Jacob P. Dalton
- Assistant Professor
- University of California, Berkeley
Liberating Demons: Violence in the Tibetan Assimilation of Buddhism
This project focuses on two unstudied and related texts dating from Tibet's so-called dark age. The first is an elaborate telling of a myth in which the Buddha violently subjugates the demon Rudra. The second text is a tenth-century manuscript from Dunhuang that describes a remarkable Buddhist rite of human sacrifice. As Tibetans emerged from their "dark age," the new court labelled such violent rituals heretical and forbid their performance. Yet the rite and its attendant myth continued to influence the Tibetan religious imagination. The final chapters of the project examine how later Tibetans reacted to the violence of their own dark origins, and how in many ways their rhetoric has mirrored our own representations of Tibet and even of religion in general.

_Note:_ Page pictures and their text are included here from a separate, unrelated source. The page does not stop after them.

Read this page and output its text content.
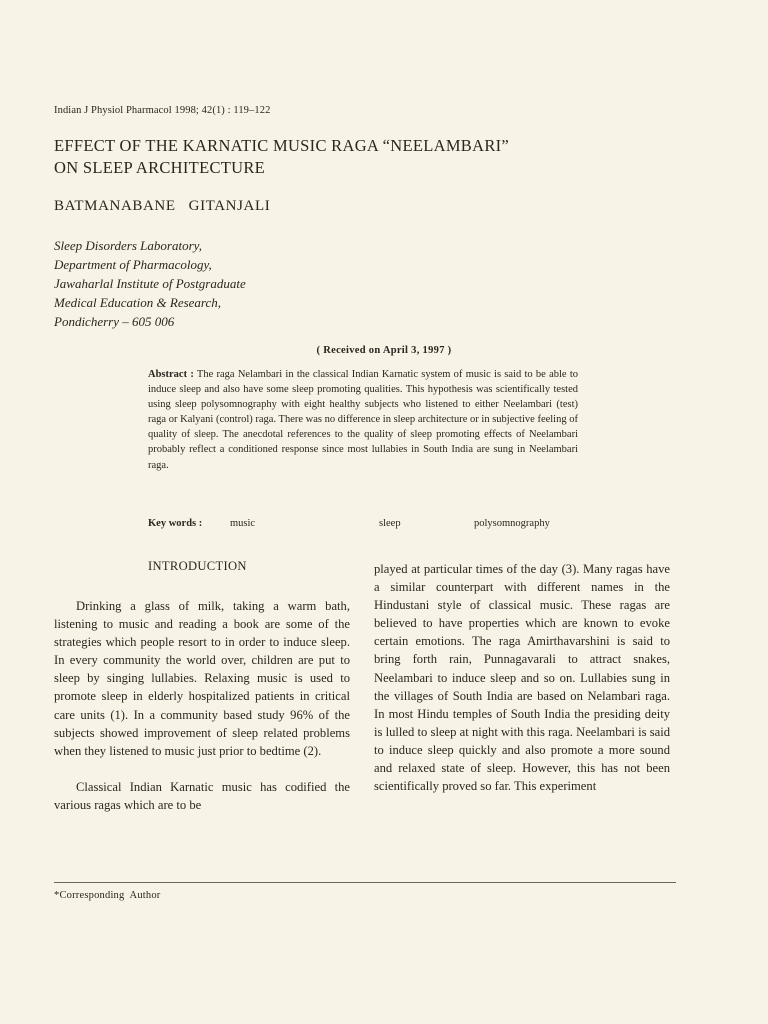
Indian J Physiol Pharmacol 1998; 42(1) : 119–122
EFFECT OF THE KARNATIC MUSIC RAGA “NEELAMBARI”
ON SLEEP ARCHITECTURE
BATMANABANE   GITANJALI
Sleep Disorders Laboratory,
Department of Pharmacology,
Jawaharlal Institute of Postgraduate
Medical Education & Research,
Pondicherry – 605 006
( Received on April 3, 1997 )
Abstract : The raga Nelambari in the classical Indian Karnatic system of music is said to be able to induce sleep and also have some sleep promoting qualities. This hypothesis was scientifically tested using sleep polysomnography with eight healthy subjects who listened to either Neelambari (test) raga or Kalyani (control) raga. There was no difference in sleep architecture or in subjective feeling of quality of sleep. The anecdotal references to the quality of sleep promoting effects of Neelambari probably reflect a conditioned response since most lullabies in South India are sung in Neelambari raga.
Key words :	music	sleep	polysomnography
INTRODUCTION

Drinking a glass of milk, taking a warm bath, listening to music and reading a book are some of the strategies which people resort to in order to induce sleep. In every community the world over, children are put to sleep by singing lullabies. Relaxing music is used to promote sleep in elderly hospitalized patients in critical care units (1). In a community based study 96% of the subjects showed improvement of sleep related problems when they listened to music just prior to bedtime (2).

Classical Indian Karnatic music has codified the various ragas which are to be

played at particular times of the day (3). Many ragas have a similar counterpart with different names in the Hindustani style of classical music. These ragas are believed to have properties which are known to evoke certain emotions. The raga Amirthavarshini is said to bring forth rain, Punnagavarali to attract snakes, Neelambari to induce sleep and so on. Lullabies sung in the villages of South India are based on Nelambari raga. In most Hindu temples of South India the presiding deity is lulled to sleep at night with this raga. Neelambari is said to induce sleep quickly and also promote a more sound and relaxed state of sleep. However, this has not been scientifically proved so far. This experiment

*Corresponding  Author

On the Origins and Early Development of Tantra, Buddhist Ritual Manuals from Dunhuang
A century ago, a cache of manuscripts was discovered in a cave near Dunhuang on the old Silk Road. Among the documents were several hundred tantric texts in Tibetan, almost all ritual manuals. The advent of the tantras in seventh- and eighth-century India marked a watershed for ritual technologies across much of Asia, yet this important repository of ancient texts has yet to be mined. Ritual manuals of the sort found in Dunhuang were crucial to the evolution of the tantras. Evanescent, often locally produced, and ever open to revision, they were the literary crucible in which the tantras were forged. This project investigates what the Dunhuang manuscripts can tell us about the origins and early development of Tantra in India.